FDALogoThe FDA updated their website this morning with new guidance that indicates they intend to use enforcement discretion by not enforcing the dispenser requirements to accept and capture Transaction Information (TI),Transaction History (TH) and a Transaction Statement (TS) until November 1, 2015, a four month delay in enforcement.  The document indicates that the FDA’s decision to take this action was based on the fact that “…some dispensers have expressed concern that electronic systems used to exchange, capture, and maintain product tracing information will not be operational by this effective date.

The core of the guidance is found in the last few paragraphs:

“FDA does not intend to take action against dispensers who, prior to November 1, 2015, accept ownership of product without receiving the product tracing information, as required by section 582(d)(1)(A)(i) of the FD&C Act. This compliance policy does not extend to the requirements under section 582(b)(1), (c)(1), and (e)(1) that other trading partners (manufacturers, wholesale distributors, and repackagers) provide product tracing information to dispensers. In addition, this compliance policy does not extend to transactions in which dispensers must provide the subsequent owner with product tracing information, including transaction history, as required by section 582(d)(1)(A)(ii). If a dispenser has not received product tracing information prior to or at the time it takes ownership of a product, FDA recommends that the dispenser work with the previous owner to receive this information. FDA believes that product tracing information serves as an important tool for dispensers to meet their obligation under section 582(d)(4) to identify suspect product, quarantine the product, and investigate whether that product is illegitimate.
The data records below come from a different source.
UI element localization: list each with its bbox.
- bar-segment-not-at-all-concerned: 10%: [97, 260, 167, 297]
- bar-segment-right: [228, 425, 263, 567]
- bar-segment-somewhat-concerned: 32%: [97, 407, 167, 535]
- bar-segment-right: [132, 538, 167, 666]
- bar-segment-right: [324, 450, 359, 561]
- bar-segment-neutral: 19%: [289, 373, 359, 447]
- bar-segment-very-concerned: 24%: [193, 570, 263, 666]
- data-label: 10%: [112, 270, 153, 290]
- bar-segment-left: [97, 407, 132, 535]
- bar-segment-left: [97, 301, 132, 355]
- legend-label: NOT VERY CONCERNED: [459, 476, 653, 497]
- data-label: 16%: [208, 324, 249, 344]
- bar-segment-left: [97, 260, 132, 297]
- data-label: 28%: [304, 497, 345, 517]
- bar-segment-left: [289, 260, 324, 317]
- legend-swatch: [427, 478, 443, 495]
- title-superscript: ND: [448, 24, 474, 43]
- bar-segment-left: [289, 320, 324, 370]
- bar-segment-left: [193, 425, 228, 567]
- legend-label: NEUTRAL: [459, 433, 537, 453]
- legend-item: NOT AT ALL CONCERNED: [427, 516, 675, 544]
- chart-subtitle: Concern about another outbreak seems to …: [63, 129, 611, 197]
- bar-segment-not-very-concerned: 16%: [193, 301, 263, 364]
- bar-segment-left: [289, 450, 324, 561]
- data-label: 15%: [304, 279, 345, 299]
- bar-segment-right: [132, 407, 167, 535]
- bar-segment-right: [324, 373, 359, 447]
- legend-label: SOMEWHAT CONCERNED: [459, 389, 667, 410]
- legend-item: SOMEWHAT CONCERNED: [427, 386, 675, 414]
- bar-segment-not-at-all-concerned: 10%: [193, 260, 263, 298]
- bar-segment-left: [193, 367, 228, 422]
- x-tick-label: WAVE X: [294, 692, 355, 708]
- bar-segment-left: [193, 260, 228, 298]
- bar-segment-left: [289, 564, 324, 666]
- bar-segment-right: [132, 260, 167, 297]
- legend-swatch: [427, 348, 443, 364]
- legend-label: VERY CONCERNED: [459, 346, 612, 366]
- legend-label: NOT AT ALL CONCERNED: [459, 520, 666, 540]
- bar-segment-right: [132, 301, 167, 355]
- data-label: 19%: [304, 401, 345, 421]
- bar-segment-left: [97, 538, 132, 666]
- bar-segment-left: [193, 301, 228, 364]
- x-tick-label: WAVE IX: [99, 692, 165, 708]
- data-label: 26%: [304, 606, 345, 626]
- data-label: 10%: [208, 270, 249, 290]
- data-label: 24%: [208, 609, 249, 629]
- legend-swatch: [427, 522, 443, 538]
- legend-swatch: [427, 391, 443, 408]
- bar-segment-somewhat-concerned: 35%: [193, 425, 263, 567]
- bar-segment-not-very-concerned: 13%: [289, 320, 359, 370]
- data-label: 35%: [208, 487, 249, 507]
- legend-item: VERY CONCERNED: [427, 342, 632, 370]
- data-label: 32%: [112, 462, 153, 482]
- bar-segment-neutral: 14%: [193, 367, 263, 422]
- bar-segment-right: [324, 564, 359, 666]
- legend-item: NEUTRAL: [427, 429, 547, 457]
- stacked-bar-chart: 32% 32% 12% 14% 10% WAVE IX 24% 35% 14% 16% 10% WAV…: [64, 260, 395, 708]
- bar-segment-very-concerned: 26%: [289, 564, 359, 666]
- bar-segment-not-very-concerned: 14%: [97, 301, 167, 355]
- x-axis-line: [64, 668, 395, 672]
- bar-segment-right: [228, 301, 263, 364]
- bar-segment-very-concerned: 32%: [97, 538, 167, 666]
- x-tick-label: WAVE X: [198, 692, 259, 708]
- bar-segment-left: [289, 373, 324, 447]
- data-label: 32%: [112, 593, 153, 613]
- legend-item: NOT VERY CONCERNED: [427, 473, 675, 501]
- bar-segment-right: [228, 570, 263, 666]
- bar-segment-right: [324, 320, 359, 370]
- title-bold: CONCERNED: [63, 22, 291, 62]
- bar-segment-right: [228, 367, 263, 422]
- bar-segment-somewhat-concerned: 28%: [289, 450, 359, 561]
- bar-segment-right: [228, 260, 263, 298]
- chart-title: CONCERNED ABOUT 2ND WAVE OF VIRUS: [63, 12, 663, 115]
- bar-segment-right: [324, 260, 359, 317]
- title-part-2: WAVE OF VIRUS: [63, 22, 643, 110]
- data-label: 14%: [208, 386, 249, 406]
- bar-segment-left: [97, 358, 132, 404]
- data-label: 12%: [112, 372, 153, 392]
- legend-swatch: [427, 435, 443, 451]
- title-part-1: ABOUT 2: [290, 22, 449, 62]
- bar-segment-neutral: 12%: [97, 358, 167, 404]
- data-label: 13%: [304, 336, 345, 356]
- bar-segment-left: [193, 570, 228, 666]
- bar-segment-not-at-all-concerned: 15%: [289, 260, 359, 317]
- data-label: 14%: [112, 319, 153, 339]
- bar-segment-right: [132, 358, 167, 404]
“Prior to November 1, 2015, FDA also does not intend to take action against dispensers who do not capture and maintain the product tracing information, as required by section 582(d)(1)(A)(iii) of the FD&C Act.

“This compliance policy does not extend to other requirements of the FD&C Act, including those in section 582, such as verification related to suspect and illegitimate product (including quarantine, investigation, notification and recordkeeping) and requirements related to engaging in transactions only with authorized trading partners.”

The FDA also posted a new webinar recording entitled “DSCSA Updates and Readiness Check: Requirements for Dispensers and other Trading Partners Webinar“, dated July 2015.

I guess the FDA is able to pull together an action like this and get it approved in less than two weeks (see “Dispensers Make Last Minute Appeal for Delay in DSCSA Deadline”).  I’ll have more to say about this guidance and its implications in a future essay.